20 de Dezembro de 2023

Entrevista com Paulo Garcia: “Aposta no México passa pela inovação”

Portugueses que se destacam lá fora ajudam a descobrir onde estão oportunidades de negócios e que tipo de empresas e atividades o país pode atrair. Uma iniciativa que junta o Negócios e o Conselho da Diáspora Portuguesa.

1- O que o levou a sair de Portugal?

Sempre tive o desejo de explorar outras culturas e conhecer novas pessoas e países. O ¨bichinho¨ começou quando na Universidade participei no programa de intercâmbio de estudantes (Erasmus) e foi estudar 6 meses para Tilburg na Holanda.

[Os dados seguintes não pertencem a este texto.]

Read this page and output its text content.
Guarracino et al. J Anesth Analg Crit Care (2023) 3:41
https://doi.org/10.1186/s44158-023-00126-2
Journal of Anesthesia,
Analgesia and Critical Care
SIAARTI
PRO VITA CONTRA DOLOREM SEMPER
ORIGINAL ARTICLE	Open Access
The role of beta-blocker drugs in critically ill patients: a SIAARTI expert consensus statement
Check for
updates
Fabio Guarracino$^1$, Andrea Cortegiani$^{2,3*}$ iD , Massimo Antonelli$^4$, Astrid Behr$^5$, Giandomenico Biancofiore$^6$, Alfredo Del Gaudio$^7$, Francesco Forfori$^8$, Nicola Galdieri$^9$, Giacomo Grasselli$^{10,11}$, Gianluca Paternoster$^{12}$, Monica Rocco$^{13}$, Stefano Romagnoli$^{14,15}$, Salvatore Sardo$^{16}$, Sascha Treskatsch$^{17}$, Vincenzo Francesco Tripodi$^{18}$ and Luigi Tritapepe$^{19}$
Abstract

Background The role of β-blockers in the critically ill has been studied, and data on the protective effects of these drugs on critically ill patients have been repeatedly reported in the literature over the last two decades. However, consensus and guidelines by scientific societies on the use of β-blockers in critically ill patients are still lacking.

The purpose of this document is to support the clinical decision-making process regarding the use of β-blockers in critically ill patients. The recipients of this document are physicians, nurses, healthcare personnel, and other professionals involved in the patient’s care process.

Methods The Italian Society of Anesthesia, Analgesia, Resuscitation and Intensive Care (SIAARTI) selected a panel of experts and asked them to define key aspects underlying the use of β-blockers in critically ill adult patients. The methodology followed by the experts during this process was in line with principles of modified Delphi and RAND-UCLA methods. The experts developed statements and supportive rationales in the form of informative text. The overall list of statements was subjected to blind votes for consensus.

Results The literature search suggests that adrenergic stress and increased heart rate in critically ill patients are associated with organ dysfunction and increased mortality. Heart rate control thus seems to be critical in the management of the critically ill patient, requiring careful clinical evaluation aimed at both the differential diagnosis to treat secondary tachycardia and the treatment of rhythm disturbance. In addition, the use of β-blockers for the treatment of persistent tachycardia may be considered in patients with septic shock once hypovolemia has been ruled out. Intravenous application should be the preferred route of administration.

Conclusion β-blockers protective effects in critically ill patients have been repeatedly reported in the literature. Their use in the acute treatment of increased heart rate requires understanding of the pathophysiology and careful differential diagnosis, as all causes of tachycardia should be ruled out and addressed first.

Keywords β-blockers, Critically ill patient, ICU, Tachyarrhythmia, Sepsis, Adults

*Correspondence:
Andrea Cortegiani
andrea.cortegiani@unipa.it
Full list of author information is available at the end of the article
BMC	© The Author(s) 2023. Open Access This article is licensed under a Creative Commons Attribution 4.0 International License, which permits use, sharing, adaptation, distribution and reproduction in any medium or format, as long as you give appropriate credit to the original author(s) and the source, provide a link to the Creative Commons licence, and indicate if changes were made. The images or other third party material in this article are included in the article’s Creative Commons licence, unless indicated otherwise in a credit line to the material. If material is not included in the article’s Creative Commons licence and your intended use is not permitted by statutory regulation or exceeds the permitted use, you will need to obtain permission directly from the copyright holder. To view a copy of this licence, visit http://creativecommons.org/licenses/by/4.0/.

Na verdade, desde cedo tive a ambição de trabalhar noutros países. Eu trabalhei cinco anos em Portugal e já estou á mais de 20 anos fora do país, passando pela America Latina, Holanda, Espanha, Polonia, Holanda de novo e agora México.

Adoro o nosso país e tudo o que tem para oferecer, mas a verdade é não existem tantas empresas globais em Portugal e chega-se a um determinado momento em que os horizontes de crescimento professional ficam reduzidos.  Eu sempre tive claro que, se quisesse continuar a crescer profissionalmente e assumir cargos de maior importância, teria de ter experiência no estrangeiro.

O facto de o meu primeiro trabalho ter sido na Unilever, uma multinacional anglo-holandesa, ajudou a criar exposição a outras culturas e sobretudo a criar a oportunidade de trabalhar no estrangeiro. Na Unilever, há 20 anos, todos aqueles que fizessem bem o seu trabalho e expressassem o seu desejo de trabalhar no estrangeiro teriam uma probabilidade razoável de ser expatriados.

Olhando hoje para trás, reconheço que a minha carreira se teria desenvolvido de outra forma e provavelmente não teria alcançado o que alcancei se estivesse ficado sempre em Portugal. Adicionalmente, o sair de Portugal permitiu me criar a minha família (meus filhos) num contexto mais global, estudando em escolas internacionais, tornando-se desde muito cedo cidadãos do mundo e com isso mais bem preparados para explorar o mundo global em que vivemos.

2- Que vantagens lhe trouxe o facto de ser português?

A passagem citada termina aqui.